AES (also known as Rijndael) is the most popular. The block size is 128-bits, that's only 16-bytes, and you're talking "around 100 characters".
I think that "giving away" any data even encrypted when it is about username and password is not good ...
There are many JS that can sniff it ...
I suggest you create in users DB table a field cookie_auth or whatever ...
after first login gather : current: browser, IP,ans some own salt key, plus your hostname var ...
create a hash and store in that field ...
set a cookie ...
when cookie "responds" compare all of these with the stored hash and done ...
even if someone "steal" a cookie they won't be able to use it :-)
Hope this helps :-)
feha
vision.to
In addition, I have tried the mcrypt_encrypt and one thing please keep in mind. If you do base64_encode(mcrypt_encrypt(...)).

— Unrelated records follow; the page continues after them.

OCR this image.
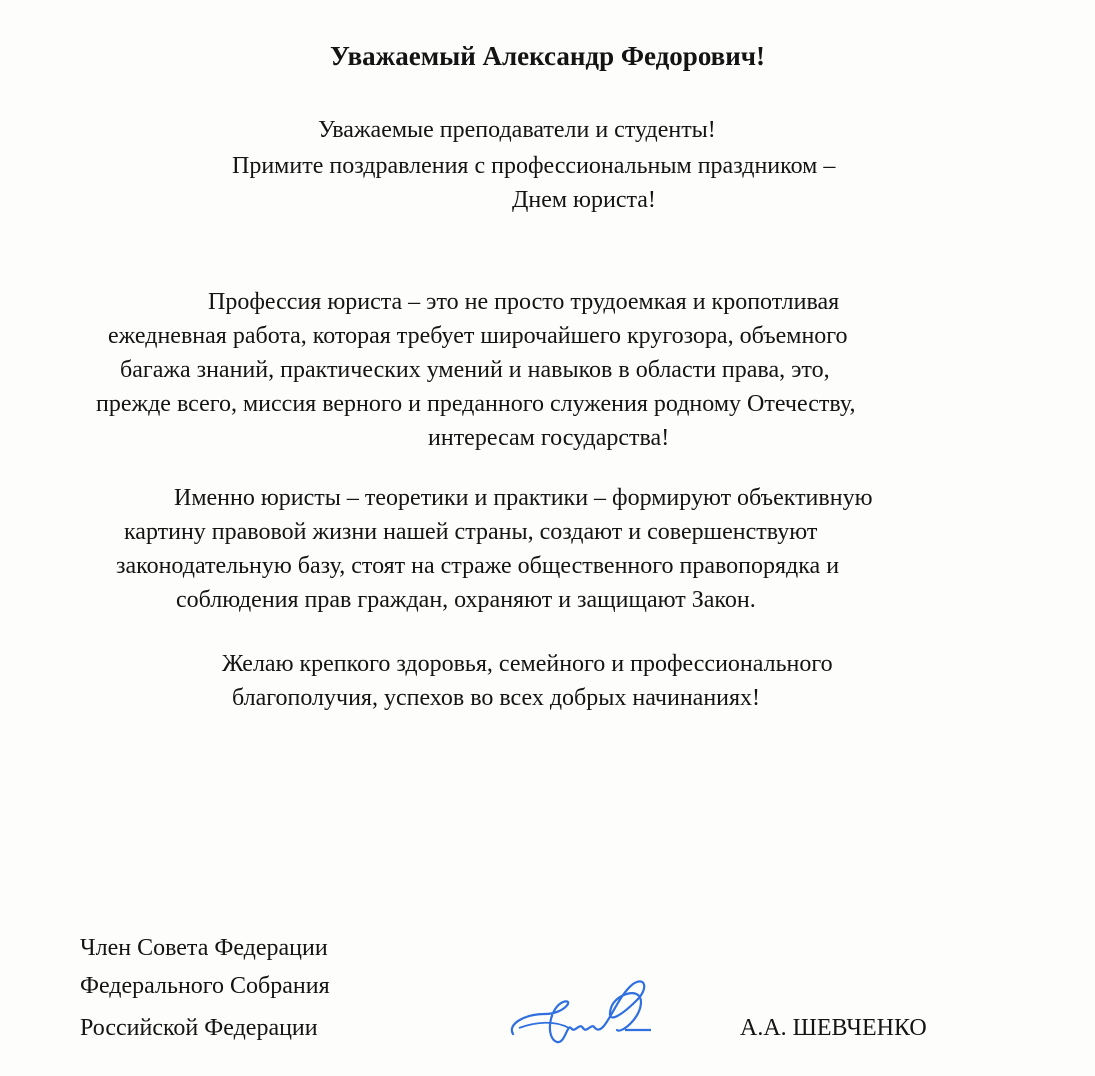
Уважаемый Александр Федорович!
Уважаемые преподаватели и студенты!
Примите поздравления с профессиональным праздником –
Днем юриста!
Профессия юриста – это не просто трудоемкая и кропотливая
ежедневная работа, которая требует широчайшего кругозора, объемного
багажа знаний, практических умений и навыков в области права, это,
прежде всего, миссия верного и преданного служения родному Отечеству,
интересам государства!
Именно юристы – теоретики и практики – формируют объективную
картину правовой жизни нашей страны, создают и совершенствуют
законодательную базу, стоят на страже общественного правопорядка и
соблюдения прав граждан, охраняют и защищают Закон.
Желаю крепкого здоровья, семейного и профессионального
благополучия, успехов во всех добрых начинаниях!
Член Совета Федерации
Федерального Собрания
Российской Федерации	А.А. ШЕВЧЕНКО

and then later, you do base64_decode and output the encrypted data (echo). You probably will be screwed and not seeing anything. However, if you do mcrypt_decrypt( ... base64_decode($value) ). You will see the original data.
So many terrifying things been said, which is true though, but let's see the bright side, a little common sense and continuous watch over your site might save you all the time.
Saving cookies is an important part of web development so one can't ignore it. But also we should avoid as much as possible; I see the use of Cookies only if I want to extends the login session even after user close the browser. If ones don't want to extends the user session beyond browser closing, then Session component should be used. Even with Session component usage one should be aware of Session Hijacking.
Anyways, back to Cookie thing; In my opinion if one's follow the following precautionary measurement, I am pretty sure we can be on the safer side.
I divide the precautionary measurement in to two phase
Phase1: Development
Set path attribute
Set expiration_date
set secure, httpOnly attributes
Use latest encryption Algorithms
Use two algorithms: for instance use blowfish and then use base64_encode on top of it.
Phase 2: Operation/Audit
Periodically make site audit, using tools like burp.